The focus state detection apparatus disclosed in Japanese Patent Application Laid-Open No. 63-172206 makes it possible to select an appropriate charge accumulation control area depending on the focus state detection results and the maximum defocus amount of the image sensing lens. However, where focus state detection does not function, it is necessary to change the charge accumulation control area and to redo the charge accumulation operation and the phase difference computation operation, which lengthens the time required for focus state detection.
In addition, the focus state detection apparatus of Japanese Patent Application Laid-Open No. 63-172206 can also be adapted to a multi-point focus detection apparatus that enables focus state detection of a plurality of subjects like the focus state detection apparatus of Japanese Patent Application Laid-Open No. 2003-215442. As an example of an instance in which such a focus state detection apparatus is created, charge accumulation control areas at three distance measurement points (focus state detection areas) are illustrated in FIGS. 10A and 10B.
FIG. 10A shows the line sensor charge accumulation control areas (L area, C area and R area) when the amount of defocus is small (small defocus amount) and the subject images phase difference (that is, the extent of the displacement between the images) is also small.

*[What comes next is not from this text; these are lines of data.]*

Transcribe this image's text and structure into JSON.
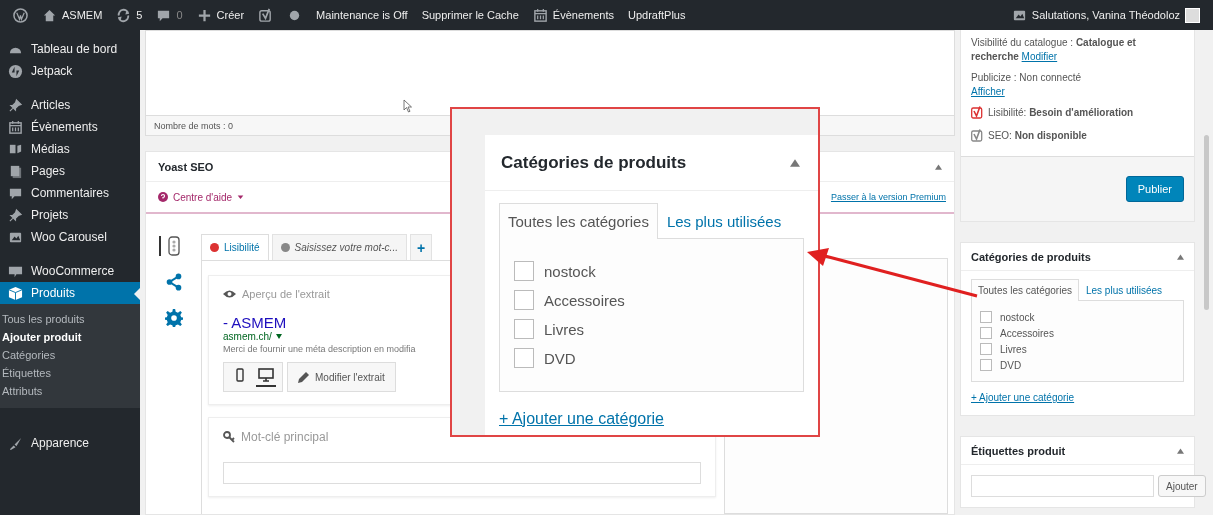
{
  "top_bar": {
    "items": [
      {
        "kind": "logo"
      },
      {
        "kind": "home",
        "label": "ASMEM"
      },
      {
        "kind": "updates",
        "label": "5"
      },
      {
        "kind": "comments",
        "label": "0"
      },
      {
        "kind": "new",
        "label": "Créer"
      },
      {
        "kind": "yoast"
      },
      {
        "kind": "status"
      },
      {
        "kind": "text",
        "label": "Maintenance is Off"
      },
      {
        "kind": "text",
        "label": "Supprimer le Cache"
      },
      {
        "kind": "calendar",
        "label": "Évènements"
      },
      {
        "kind": "text",
        "label": "UpdraftPlus"
      }
    ],
    "account": {
      "greeting": "Salutations, Vanina Théodoloz"
    }
  },
  "sidebar": {
    "groups": [
      [
        {
          "kind": "dashboard",
          "label": "Tableau de bord",
          "selected": false
        },
        {
          "kind": "jetpack",
          "label": "Jetpack",
          "selected": false
        }
      ],
      [
        {
          "kind": "pin",
          "label": "Articles",
          "selected": false
        },
        {
          "kind": "calendar",
          "label": "Évènements",
          "selected": false
        },
        {
          "kind": "media",
          "label": "Médias",
          "selected": false
        },
        {
          "kind": "pages",
          "label": "Pages",
          "selected": false
        },
        {
          "kind": "comments",
          "label": "Commentaires",
          "selected": false
        },
        {
          "kind": "pin",
          "label": "Projets",
          "selected": false
        },
        {
          "kind": "slides",
          "label": "Woo Carousel",
          "selected": false
        }
      ],
      [
        {
          "kind": "woo",
          "label": "WooCommerce",
          "selected": false
        },
        {
          "kind": "box",
          "label": "Produits",
          "selected": true,
          "children": [
            {
              "label": "Tous les produits",
              "selected": false
            },
            {
              "label": "Ajouter produit",
              "selected": true
            },
            {
              "label": "Catégories",
              "selected": false
            },
            {
              "label": "Étiquettes",
              "selected": false
            },
            {
              "label": "Attributs",
              "selected": false
            }
          ]
        }
      ],
      [
        {
          "kind": "brush",
          "label": "Apparence",
          "selected": false
        }
      ]
    ]
  },
  "editor": {
    "word_count": "Nombre de mots : 0"
  },
  "yoast": {
    "title": "Yoast SEO",
    "help_label": "Centre d'aide",
    "premium_link": "Passer à la version Premium",
    "side_tabs": [
      {
        "kind": "readability",
        "selected": true
      },
      {
        "kind": "social",
        "selected": false
      },
      {
        "kind": "settings",
        "selected": false
      }
    ],
    "tabs": [
      {
        "label": "Lisibilité",
        "color": "#dc3232",
        "selected": true,
        "kind": "analysis"
      },
      {
        "label": "Saisissez votre mot-c...",
        "color": "#888888",
        "selected": false,
        "kind": "analysis"
      },
      {
        "label": "+",
        "selected": false,
        "kind": "add"
      }
    ],
    "snippet": {
      "heading": "Aperçu de l'extrait",
      "title": "- ASMEM",
      "url": "asmem.ch/",
      "description": "Merci de fournir une méta description en modifia",
      "devices": [
        {
          "kind": "mobile",
          "selected": false
        },
        {
          "kind": "desktop",
          "selected": true
        }
      ],
      "edit_button": "Modifier l'extrait"
    },
    "keyword": {
      "label": "Mot-clé principal"
    }
  },
  "publish": {
    "visibility": "Visibilité du catalogue : **Catalogue et recherche**",
    "visibility_link": "Modifier",
    "publicize": "Publicize : Non connecté",
    "publicize_link": "Afficher",
    "scores": [
      {
        "text": "Lisibilité: **Besoin d'amélioration**",
        "color": "#dc3232"
      },
      {
        "text": "SEO: **Non disponible**",
        "color": "#888888"
      }
    ],
    "button": "Publier"
  },
  "categories": {
    "title": "Catégories de produits",
    "tabs": [
      {
        "label": "Toutes les catégories",
        "selected": true
      },
      {
        "label": "Les plus utilisées",
        "selected": false
      }
    ],
    "items": [
      {
        "label": "nostock",
        "checked": false
      },
      {
        "label": "Accessoires",
        "checked": false
      },
      {
        "label": "Livres",
        "checked": false
      },
      {
        "label": "DVD",
        "checked": false
      }
    ],
    "add_link": "+ Ajouter une catégorie"
  },
  "tags": {
    "title": "Étiquettes produit",
    "button": "Ajouter"
  },
  "callout": {
    "title": "Catégories de produits",
    "tabs": [
      {
        "label": "Toutes les catégories",
        "selected": true
      },
      {
        "label": "Les plus utilisées",
        "selected": false
      }
    ],
    "items": [
      {
        "label": "nostock",
        "checked": false
      },
      {
        "label": "Accessoires",
        "checked": false
      },
      {
        "label": "Livres",
        "checked": false
      },
      {
        "label": "DVD",
        "checked": false
      }
    ],
    "add_link": "+ Ajouter une catégorie"
  }
}
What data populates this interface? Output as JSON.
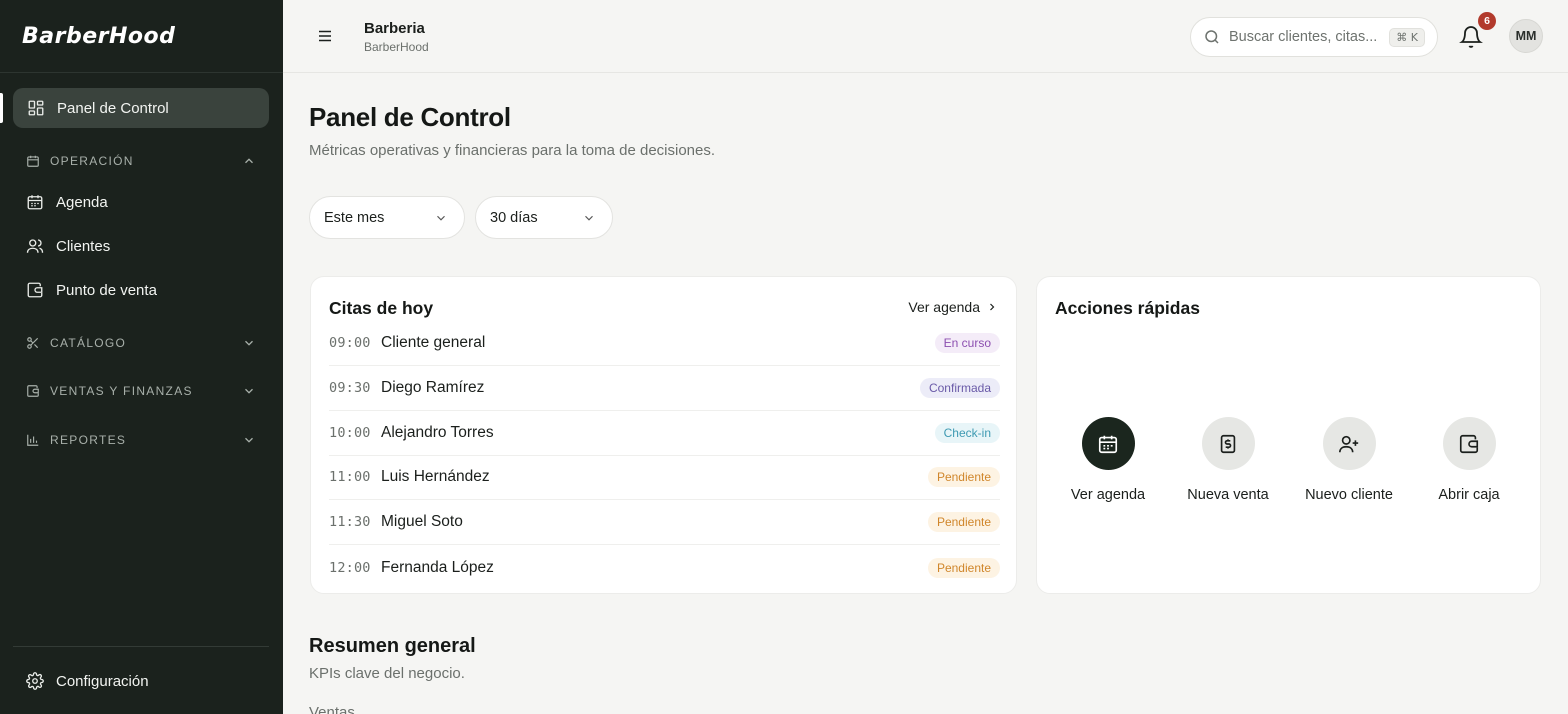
{
  "brand": {
    "name": "BarberHood"
  },
  "sidebar": {
    "active": {
      "label": "Panel de Control",
      "icon": "grid-icon"
    },
    "sections": [
      {
        "label": "OPERACIÓN",
        "icon": "calendar-icon",
        "expanded": true,
        "items": [
          {
            "label": "Agenda",
            "icon": "calendar-icon"
          },
          {
            "label": "Clientes",
            "icon": "users-icon"
          },
          {
            "label": "Punto de venta",
            "icon": "wallet-icon"
          }
        ]
      },
      {
        "label": "CATÁLOGO",
        "icon": "scissors-icon",
        "expanded": false
      },
      {
        "label": "VENTAS Y FINANZAS",
        "icon": "wallet-icon",
        "expanded": false
      },
      {
        "label": "REPORTES",
        "icon": "bar-chart-icon",
        "expanded": false
      }
    ],
    "footer": {
      "label": "Configuración",
      "icon": "gear-icon"
    }
  },
  "topbar": {
    "org_name": "Barberia",
    "org_sub": "BarberHood",
    "search_placeholder": "Buscar clientes, citas...",
    "search_shortcut": "⌘ K",
    "notifications_count": "6",
    "avatar_initials": "MM"
  },
  "page": {
    "title": "Panel de Control",
    "subtitle": "Métricas operativas y financieras para la toma de decisiones."
  },
  "filters": {
    "period": "Este mes",
    "range": "30 días"
  },
  "appointments": {
    "title": "Citas de hoy",
    "link": "Ver agenda",
    "rows": [
      {
        "time": "09:00",
        "name": "Cliente general",
        "status": "En curso"
      },
      {
        "time": "09:30",
        "name": "Diego Ramírez",
        "status": "Confirmada"
      },
      {
        "time": "10:00",
        "name": "Alejandro Torres",
        "status": "Check-in"
      },
      {
        "time": "11:00",
        "name": "Luis Hernández",
        "status": "Pendiente"
      },
      {
        "time": "11:30",
        "name": "Miguel Soto",
        "status": "Pendiente"
      },
      {
        "time": "12:00",
        "name": "Fernanda López",
        "status": "Pendiente"
      }
    ]
  },
  "quick_actions": {
    "title": "Acciones rápidas",
    "items": [
      {
        "label": "Ver agenda",
        "icon": "calendar-icon"
      },
      {
        "label": "Nueva venta",
        "icon": "receipt-dollar-icon"
      },
      {
        "label": "Nuevo cliente",
        "icon": "user-plus-icon"
      },
      {
        "label": "Abrir caja",
        "icon": "wallet-icon"
      }
    ]
  },
  "summary": {
    "title": "Resumen general",
    "subtitle": "KPIs clave del negocio.",
    "first_label": "Ventas"
  },
  "colors": {
    "sidebar_bg": "#1b221d",
    "accent_dark": "#1b261e",
    "badge": "#b23a2c"
  }
}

In the case of a small defocus amount, the phase difference between the subject images is small and the breadth of each area can be narrowed, thus enabling focus state detection of a plurality of subjects from signals obtained from each of these areas.
By contrast, FIG. 10B shows the line sensor charge accumulation control area (W area) when the amount of defocus is large (large defocus amount). The subject images phase difference is large, and therefore it is necessary to use the entire line as a single area in order to prevent the subject image from projecting beyond the boundaries of the area.
Thus, as described above, where the focus state detection apparatus of Japanese Patent Application Laid-Open No. 63-172206 is adapted to the multi-point focus detection apparatus like the focus state detection apparatus of Japanese Patent Application Laid-Open No. 2003-215442, initially a charge accumulation operation is carried out over a divided area like those shown in FIG. 10A even when the amount of defocus is large, and thereafter, if the defocus amount is in fact large, it is then necessary to carry out the charge accumulation operation once again over an area like that shown in FIG. 10B. Consequently, the time needed for focus state detection necessarily lengthens, which is undesirable.